Preparation & Dosage
One product formulation contains 50 mg softgels described as highly absorbable, reportedly equivalent to 1200 mg conventional CoQ10. No clinically studied dosage ranges or standardization details for KanekaQH are specified in the available research. Consult a healthcare provider before starting any new supplement.
Synergy & Pairings
Vitamin E, PQQ, Alpha-Lipoic Acid, Omega-3 Fatty Acids, Astaxanthin
Safety & Interactions
KanekaQH is generally well tolerated; reported adverse effects are rare and mild, including transient gastrointestinal symptoms such as nausea, loose stools, and appetite suppression at doses above 300 mg/day.
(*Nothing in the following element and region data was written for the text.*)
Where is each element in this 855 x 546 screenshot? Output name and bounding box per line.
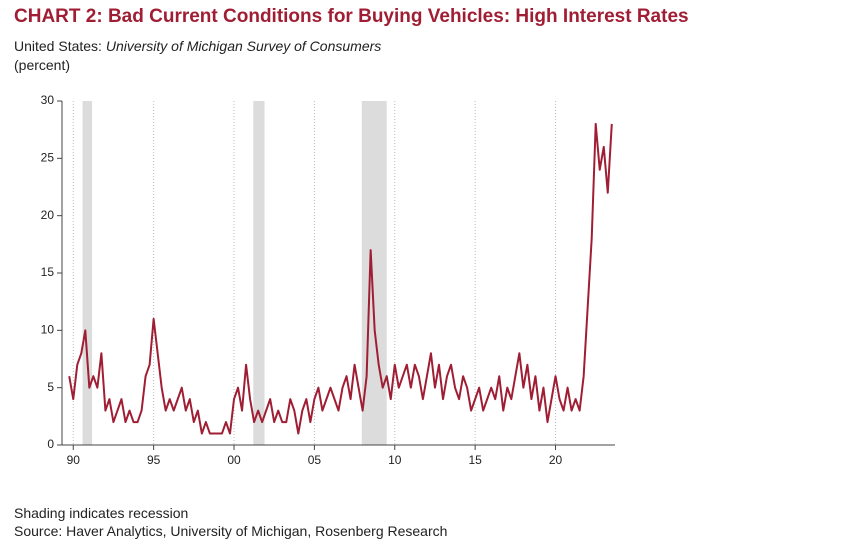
y-tick-label: 20	[41, 208, 55, 222]
data-line	[68, 122, 613, 435]
y-tick-label: 10	[41, 323, 55, 337]
x-tick-label: 90	[67, 453, 81, 467]
y-tick-label: 30	[41, 93, 55, 107]
x-tick-label: 20	[549, 453, 563, 467]
y-tick-label: 0	[47, 437, 54, 451]
x-tick-label: 15	[468, 453, 482, 467]
subtitle-source: University of Michigan Survey of Consume…	[105, 38, 382, 54]
recession-shade	[82, 101, 93, 445]
x-tick-label: 95	[147, 453, 161, 467]
y-tick-label: 15	[41, 265, 55, 279]
annotation: Source: Haver Analytics, University of M…	[14, 523, 448, 539]
y-tick-label: 25	[41, 151, 55, 165]
annotation: Shading indicates recession	[14, 505, 189, 521]
x-tick-label: 10	[388, 453, 402, 467]
subtitle: United States: University of Michigan Su…	[14, 38, 381, 54]
y-axis-label: (percent)	[14, 57, 71, 73]
recession-shade	[253, 101, 265, 445]
chart-title: CHART 2: Bad Current Conditions for Buyi…	[14, 6, 689, 27]
subtitle-prefix: United States:	[14, 38, 102, 54]
x-tick-label: 00	[227, 453, 241, 467]
y-tick-label: 5	[47, 380, 54, 394]
x-tick-label: 05	[308, 453, 322, 467]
Ubiquinol may reduce the anticoagulant effect of warfarin (coumadin) by interfering with vitamin K-dependent clotting factor synthesis, necessitating INR monitoring in patients on anticoagulation therapy. Preliminary evidence suggests CoQ10 may modestly lower blood pressure (approximately 11 mmHg systolic in some meta-analyses), which warrants caution in patients on antihypertensive medications to avoid additive hypotension. Safety data in pregnancy and lactation are insufficient for a formal recommendation, and use during these periods should only occur under medical supervision.